Mr. Pugh says his home's heating costs have risen from about $60 to $75 a month – a bit less than heating a home through conventional gas. He says his home was appraised last year for $380,000, about on par with similar homes in other neighbourhoods, although Okotoks municipal manager Richard Quail says a town analysis shows the solar homes go for a premium "on a square footage basis" and are in a highly desirable neighbourhood.

For its part, the town of Okotoks jumped on the idea of becoming a solar-driven energy showcase when approached by Natural Resources Canada in 2002.

Led by Mr. McClenahan, Natural Resources Canada's solar-thermal research and development manager, a study team including an Okotoks engineer, as well as other government and private interests involved in the original DLSC feasibility study, travelled to Europe more than a decade ago to study communities that were leaders in the use of large-scale solar heat storage.

Mr. McClenahan says it took a lot of research, planning and networking to pull together the DLSC stakeholders – Natural Resources Canada footed $2-million of the $7-million in initial startup capital for the project that would cost a total of $19-million, including the cost of the homes. Others getting on board included the Federation of Canadian Municipalities, ATCO Gas, United Communities and Sterling Homes, which ended up building the 52 homes.

For a project of this magnitude and uniqueness, the partners wanted to ensure they could deliver according to what was expected, says Mr. McClenahan from Ottawa.

"The concept of solar seasonal storage was experimented with on a small scale before and had some flaws."

The first home in Canada to be heated by the sun with seasonal storage – Provident House in King City, Ont., in the late 1970s – used solar collectors (devices or systems that capture and use solar radiation to generate heat) that were imported from Israel because they weren't available in Canada, but the Israeli collectors were not designed for the harsher Canadian climate, so ended up failing over time, Mr. McClenahan notes. Years later, he says, the solar collectors became more common in Canada, so they weren't the issue for a senior citizens' building in Aylmer, Ont., although the concrete tank that stored the heat collected from the sun ended up leaking.

Countries such as Sweden, Germany and Denmark have long been involved in larger-scale use of underground solar heat storage systems that retain heat collected from the sun in the summer for distribution to homes in the winter, but the DLSC was a North American first.

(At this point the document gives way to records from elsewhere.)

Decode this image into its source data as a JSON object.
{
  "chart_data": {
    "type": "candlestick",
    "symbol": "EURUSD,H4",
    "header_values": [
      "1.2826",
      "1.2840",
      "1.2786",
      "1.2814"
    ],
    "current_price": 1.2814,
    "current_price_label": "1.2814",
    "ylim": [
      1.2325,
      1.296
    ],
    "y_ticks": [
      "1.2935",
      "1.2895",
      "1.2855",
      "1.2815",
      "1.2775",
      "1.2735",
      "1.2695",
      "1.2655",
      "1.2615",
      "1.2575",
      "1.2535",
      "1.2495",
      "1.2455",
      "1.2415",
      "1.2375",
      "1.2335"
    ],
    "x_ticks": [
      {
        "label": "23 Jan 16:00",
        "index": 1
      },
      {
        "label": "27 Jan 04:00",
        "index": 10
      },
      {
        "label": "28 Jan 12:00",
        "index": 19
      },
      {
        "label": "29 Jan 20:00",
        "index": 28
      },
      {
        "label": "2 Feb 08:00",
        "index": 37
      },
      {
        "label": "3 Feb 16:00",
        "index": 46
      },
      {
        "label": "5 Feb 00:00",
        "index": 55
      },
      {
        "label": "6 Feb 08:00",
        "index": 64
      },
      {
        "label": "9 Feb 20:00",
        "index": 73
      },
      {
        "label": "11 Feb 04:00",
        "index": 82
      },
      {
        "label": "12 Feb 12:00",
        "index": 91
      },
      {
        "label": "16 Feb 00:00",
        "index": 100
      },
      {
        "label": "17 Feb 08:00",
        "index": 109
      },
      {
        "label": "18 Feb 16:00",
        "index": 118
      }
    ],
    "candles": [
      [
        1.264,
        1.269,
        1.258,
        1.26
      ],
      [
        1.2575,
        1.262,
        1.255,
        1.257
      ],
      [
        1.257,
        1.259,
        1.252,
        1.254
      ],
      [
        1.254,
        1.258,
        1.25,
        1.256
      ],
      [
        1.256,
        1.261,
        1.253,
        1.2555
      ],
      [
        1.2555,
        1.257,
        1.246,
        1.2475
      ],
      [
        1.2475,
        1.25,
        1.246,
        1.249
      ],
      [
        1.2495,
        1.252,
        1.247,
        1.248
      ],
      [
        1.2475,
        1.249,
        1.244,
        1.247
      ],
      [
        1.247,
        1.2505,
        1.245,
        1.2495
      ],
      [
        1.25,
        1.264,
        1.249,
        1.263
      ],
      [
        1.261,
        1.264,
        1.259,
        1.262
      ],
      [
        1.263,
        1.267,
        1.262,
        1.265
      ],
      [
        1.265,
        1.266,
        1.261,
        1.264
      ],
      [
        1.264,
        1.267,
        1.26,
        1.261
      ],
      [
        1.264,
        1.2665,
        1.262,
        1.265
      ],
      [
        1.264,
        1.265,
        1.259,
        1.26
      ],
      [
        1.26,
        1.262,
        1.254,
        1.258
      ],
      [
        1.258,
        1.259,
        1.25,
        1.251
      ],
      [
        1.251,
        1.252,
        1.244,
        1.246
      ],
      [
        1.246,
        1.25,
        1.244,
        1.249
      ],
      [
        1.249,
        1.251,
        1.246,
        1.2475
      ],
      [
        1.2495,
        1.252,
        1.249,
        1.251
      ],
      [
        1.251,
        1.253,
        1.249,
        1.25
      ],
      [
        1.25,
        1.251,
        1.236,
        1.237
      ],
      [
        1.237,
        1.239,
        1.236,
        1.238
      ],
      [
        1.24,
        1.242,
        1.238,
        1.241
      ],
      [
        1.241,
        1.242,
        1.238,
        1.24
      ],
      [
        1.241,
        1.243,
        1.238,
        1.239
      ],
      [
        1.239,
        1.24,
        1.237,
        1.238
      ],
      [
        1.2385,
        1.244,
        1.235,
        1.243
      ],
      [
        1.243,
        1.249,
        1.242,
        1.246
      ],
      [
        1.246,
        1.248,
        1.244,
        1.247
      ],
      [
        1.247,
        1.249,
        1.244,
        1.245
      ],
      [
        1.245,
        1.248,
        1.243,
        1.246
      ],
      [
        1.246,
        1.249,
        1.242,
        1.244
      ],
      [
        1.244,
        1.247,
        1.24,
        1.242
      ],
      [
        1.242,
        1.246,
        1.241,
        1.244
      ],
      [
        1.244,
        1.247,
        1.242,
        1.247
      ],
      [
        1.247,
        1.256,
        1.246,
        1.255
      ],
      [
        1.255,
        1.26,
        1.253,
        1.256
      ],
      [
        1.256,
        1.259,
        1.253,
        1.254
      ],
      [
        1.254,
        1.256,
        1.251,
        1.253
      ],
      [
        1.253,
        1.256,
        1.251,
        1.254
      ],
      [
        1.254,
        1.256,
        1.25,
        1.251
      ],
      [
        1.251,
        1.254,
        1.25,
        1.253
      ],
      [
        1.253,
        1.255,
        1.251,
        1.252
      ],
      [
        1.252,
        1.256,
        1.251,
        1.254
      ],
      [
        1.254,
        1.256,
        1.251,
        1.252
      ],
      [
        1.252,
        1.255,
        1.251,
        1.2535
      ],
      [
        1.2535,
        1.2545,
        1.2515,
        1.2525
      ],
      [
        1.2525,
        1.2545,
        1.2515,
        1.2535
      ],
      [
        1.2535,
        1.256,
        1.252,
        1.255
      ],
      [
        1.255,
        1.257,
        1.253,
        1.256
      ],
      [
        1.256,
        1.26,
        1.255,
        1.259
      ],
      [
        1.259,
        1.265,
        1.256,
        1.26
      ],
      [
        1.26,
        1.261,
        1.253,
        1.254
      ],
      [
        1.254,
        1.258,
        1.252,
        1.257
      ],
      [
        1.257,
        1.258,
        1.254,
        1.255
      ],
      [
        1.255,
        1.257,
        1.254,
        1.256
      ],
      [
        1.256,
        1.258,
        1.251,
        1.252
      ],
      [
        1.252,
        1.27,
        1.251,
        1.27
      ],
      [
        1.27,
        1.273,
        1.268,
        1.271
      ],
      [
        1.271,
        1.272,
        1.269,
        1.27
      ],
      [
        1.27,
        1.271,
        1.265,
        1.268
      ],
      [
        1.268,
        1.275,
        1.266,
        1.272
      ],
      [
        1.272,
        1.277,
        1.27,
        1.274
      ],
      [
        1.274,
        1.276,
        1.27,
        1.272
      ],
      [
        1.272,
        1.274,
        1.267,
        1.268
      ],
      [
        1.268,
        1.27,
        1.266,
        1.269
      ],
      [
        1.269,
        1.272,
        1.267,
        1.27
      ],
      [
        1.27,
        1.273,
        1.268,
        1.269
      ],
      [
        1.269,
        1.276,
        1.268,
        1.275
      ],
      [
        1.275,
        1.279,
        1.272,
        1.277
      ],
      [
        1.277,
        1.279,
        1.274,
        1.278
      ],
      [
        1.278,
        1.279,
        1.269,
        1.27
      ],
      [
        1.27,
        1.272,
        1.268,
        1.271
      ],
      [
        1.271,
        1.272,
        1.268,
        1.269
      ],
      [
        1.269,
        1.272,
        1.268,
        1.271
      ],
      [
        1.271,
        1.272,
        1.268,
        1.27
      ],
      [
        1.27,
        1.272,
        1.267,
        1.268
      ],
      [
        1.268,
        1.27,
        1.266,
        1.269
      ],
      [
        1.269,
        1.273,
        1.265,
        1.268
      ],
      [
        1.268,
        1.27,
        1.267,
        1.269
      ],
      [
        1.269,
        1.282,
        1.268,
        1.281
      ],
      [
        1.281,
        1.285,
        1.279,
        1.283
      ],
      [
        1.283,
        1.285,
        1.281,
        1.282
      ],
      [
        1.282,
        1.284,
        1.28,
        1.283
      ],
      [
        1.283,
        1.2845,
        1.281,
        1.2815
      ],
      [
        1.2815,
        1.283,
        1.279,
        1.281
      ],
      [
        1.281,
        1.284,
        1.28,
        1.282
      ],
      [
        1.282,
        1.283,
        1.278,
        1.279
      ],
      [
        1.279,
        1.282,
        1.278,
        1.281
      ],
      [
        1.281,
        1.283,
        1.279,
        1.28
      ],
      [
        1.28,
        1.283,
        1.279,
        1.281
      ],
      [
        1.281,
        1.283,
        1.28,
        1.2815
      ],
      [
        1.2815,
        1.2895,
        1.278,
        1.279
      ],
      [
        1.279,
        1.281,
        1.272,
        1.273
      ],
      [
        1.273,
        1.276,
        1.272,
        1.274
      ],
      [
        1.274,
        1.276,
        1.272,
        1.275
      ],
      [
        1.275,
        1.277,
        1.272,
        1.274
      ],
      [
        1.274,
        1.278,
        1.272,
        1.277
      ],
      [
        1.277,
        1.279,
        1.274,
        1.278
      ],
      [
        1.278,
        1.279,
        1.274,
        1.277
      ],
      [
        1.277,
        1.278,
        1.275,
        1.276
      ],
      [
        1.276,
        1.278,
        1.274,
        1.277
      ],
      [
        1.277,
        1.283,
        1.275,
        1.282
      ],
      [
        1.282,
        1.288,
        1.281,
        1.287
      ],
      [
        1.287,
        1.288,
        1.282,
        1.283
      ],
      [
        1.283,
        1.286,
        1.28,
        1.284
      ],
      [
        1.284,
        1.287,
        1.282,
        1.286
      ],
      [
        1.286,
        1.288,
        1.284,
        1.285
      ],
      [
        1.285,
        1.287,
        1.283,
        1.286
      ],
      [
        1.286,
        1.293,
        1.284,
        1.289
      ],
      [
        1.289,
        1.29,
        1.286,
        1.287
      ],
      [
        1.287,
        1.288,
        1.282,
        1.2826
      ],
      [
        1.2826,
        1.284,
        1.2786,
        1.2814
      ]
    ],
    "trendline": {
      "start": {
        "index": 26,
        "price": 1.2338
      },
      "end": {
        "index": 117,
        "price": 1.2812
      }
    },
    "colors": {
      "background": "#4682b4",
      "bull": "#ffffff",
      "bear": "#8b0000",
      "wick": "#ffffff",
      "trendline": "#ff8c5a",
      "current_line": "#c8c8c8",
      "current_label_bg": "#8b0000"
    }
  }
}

Drake Landing has Europeans beat in another respect – at 90 per cent, and last year reaching a world-record high of 98 per cent, it leads the world in efficiency at space heating through solar means. Mr. McClenahan says that compares with projects in Germany, Sweden and Denmark that have set 50 to 60 per cent as their goal, supplementing with other sources of heat.

ATCO Gas, the natural gas distribution company that manages and runs the Okotoks project, says that, while the average Canadian home produces about six to seven tonnes of greenhouse gases a year for space and water heating, each home in the DLSC produces about one to two tonnes per year.

Keith Paget, manager, sales administration and cost control with Sterling Homes in Calgary, says the early infrastructure pricing of such a solar heating project can be expensive. There were also some engineering and building hurdles to overcome with the DLSC project, but it all came together.

Given the solar success of Drake Landing's community, Mr. McClenahan says Natural Resources is looking into starting other solar-heating storage neighbourhoods in Canada, in areas where natural gas is either too costly or non-existent. One feasibility study has found promise in Whitehorse, while projects in Fort McMurray and Nova Scotia are also being considered.

Other solar-heated communities

Doug McClenahan of Natural Resources Canada gives some other examples of large-scale solar-heated communities using a borehole thermal energy storage system (BTES):

Braedstrup, Denmark: Opened in 2007; 1,400 households.

Anneberg, Sweden: Completed in late 2002; 50 homes.

Attenkirchen, Germany: Operating since spring of 2002.

Crailsheim, Germany: Operating since 2007.